Doel van het onderzoek was: kijken hoe effectief metaforen zoals ‘armageddon’, ‘afgrond’ of ‘naderend tipping point’ zijn voor journalistiek over klimaatverandering? En welk effect hebben alarmerende foto’s van vuurzeeën of ijsberen op smeltende ijsschotsen uit het nieuws op jongvolwassenen? In journalistieke producties over klimaatveranderingen worden volgens ecolinguïst Stibbe (2015) namelijk veelal ineffectieve metaforen gebruikt, waaronder die van ‘een tikkende tijdbom’. Die zouden suggereren dat we met een snelle actie klimaatverandering onschadelijk kunnen maken. Ze roepen bovendien angst op en zouden daarmee een verlammend effect hebben.
Recente onderzoeken wijzen daarnaast op het feit dat veelgebruikte beelden in klimaatjournalistiek niet effectief zijn (Schafer, 2020; ONeill et al.2023). Zo worden bij een hittegolf regelmatig foto’s getoond van mensen aan het strand; met dit soort beelden ontken je volgens de onderzoekers de ernst van de situatie (ONeill et al. 2023). Een K.N.M.I-onderzoeker die onze Doka op Lowlands aandeed verzuchtte dat dit ergernis nummer 1 was van hem en zijn collega’s – hij was bijzonder benieuwd naar de uitkomsten.
In de Doka hingen acht archetypische beelden waarvan twee derde veel gebruikt worden bij nieuws over klimaatverandering: van mooi natuurbeeld tot alarmistisch overstromingsbeeld.

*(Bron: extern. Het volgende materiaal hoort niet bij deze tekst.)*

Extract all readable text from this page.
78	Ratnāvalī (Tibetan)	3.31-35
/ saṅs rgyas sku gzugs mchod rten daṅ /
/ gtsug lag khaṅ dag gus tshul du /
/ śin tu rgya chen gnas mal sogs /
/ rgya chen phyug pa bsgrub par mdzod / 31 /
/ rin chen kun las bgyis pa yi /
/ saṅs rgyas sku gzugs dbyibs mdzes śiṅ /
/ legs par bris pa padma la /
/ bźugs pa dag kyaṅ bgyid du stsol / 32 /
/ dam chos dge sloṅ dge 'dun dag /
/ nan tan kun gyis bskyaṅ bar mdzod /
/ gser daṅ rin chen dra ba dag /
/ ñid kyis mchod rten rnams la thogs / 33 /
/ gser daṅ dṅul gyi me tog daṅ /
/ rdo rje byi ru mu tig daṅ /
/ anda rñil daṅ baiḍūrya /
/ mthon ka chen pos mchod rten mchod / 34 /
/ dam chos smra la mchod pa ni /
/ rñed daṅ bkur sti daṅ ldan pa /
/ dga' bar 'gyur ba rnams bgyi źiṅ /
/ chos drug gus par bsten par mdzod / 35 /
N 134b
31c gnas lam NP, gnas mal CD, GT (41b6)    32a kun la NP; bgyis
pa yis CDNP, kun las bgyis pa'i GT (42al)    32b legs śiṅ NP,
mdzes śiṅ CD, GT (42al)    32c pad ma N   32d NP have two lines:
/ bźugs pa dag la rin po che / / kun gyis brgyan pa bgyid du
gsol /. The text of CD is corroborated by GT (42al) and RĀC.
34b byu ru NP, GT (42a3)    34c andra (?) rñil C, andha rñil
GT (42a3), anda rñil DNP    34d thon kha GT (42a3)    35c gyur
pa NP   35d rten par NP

Daaraan voegden we ook ‘alternatief’ beeld toe – een zogenaamd ‘activerende’ foto van ‘tegelwippende’ werklui tot AI-gegenereerd ‘creatief’ beeld. We vroegen bezoekers per foto naar hun emoties en associaties en of het beeld hen uitnodigde om het bijbehorend artikel te lezen. Verder moesten ze de beelden rangschikken naar meest passend bij klimaatverandering.
We veronderstelden dat het alternatieve beeld meer aan zou zetten tot lezen, maar dat lijkt uit een eerste scan van de data niet het geval – al leken jongeren die vooral sociale media gebruiken om nieuws te vergaren wel meer open te staan voor het AI-gegenereerde, spectaculaire beeld. Opvallend was ook dat hoewel literatuur aangeeft dat negatieve beelden niet goed zouden zijn voor de informatieoverdracht, wij de indruk krijgen dat negatief beeld het meest passend wordt gevonden voor nieuws over klimaatverandering en bovendien het meest aanzet tot lezen. Over het metaforenonderzoek kunnen we nog niets te zeggen. Behalve dat bijna geen enkele respondent de invloed van de mens op klimaatverandering nog lijkt te ontkennen.
Wat ons echt verbaasd heeft was de grote animo om mee te doen aan onderzoek – de acht uur die we per dag ‘open’ waren, hadden we een continue stroom aan bezoekers. Ook hadden we vooraf onze vraagtekens bij de staat waarin onze proefpersonen zich zouden bevinden, maar op een enkeling na, was iedereen die de Doka aandeed, aanspreekbaar en in staat een gesprek te voeren over klimaatjournalistiek.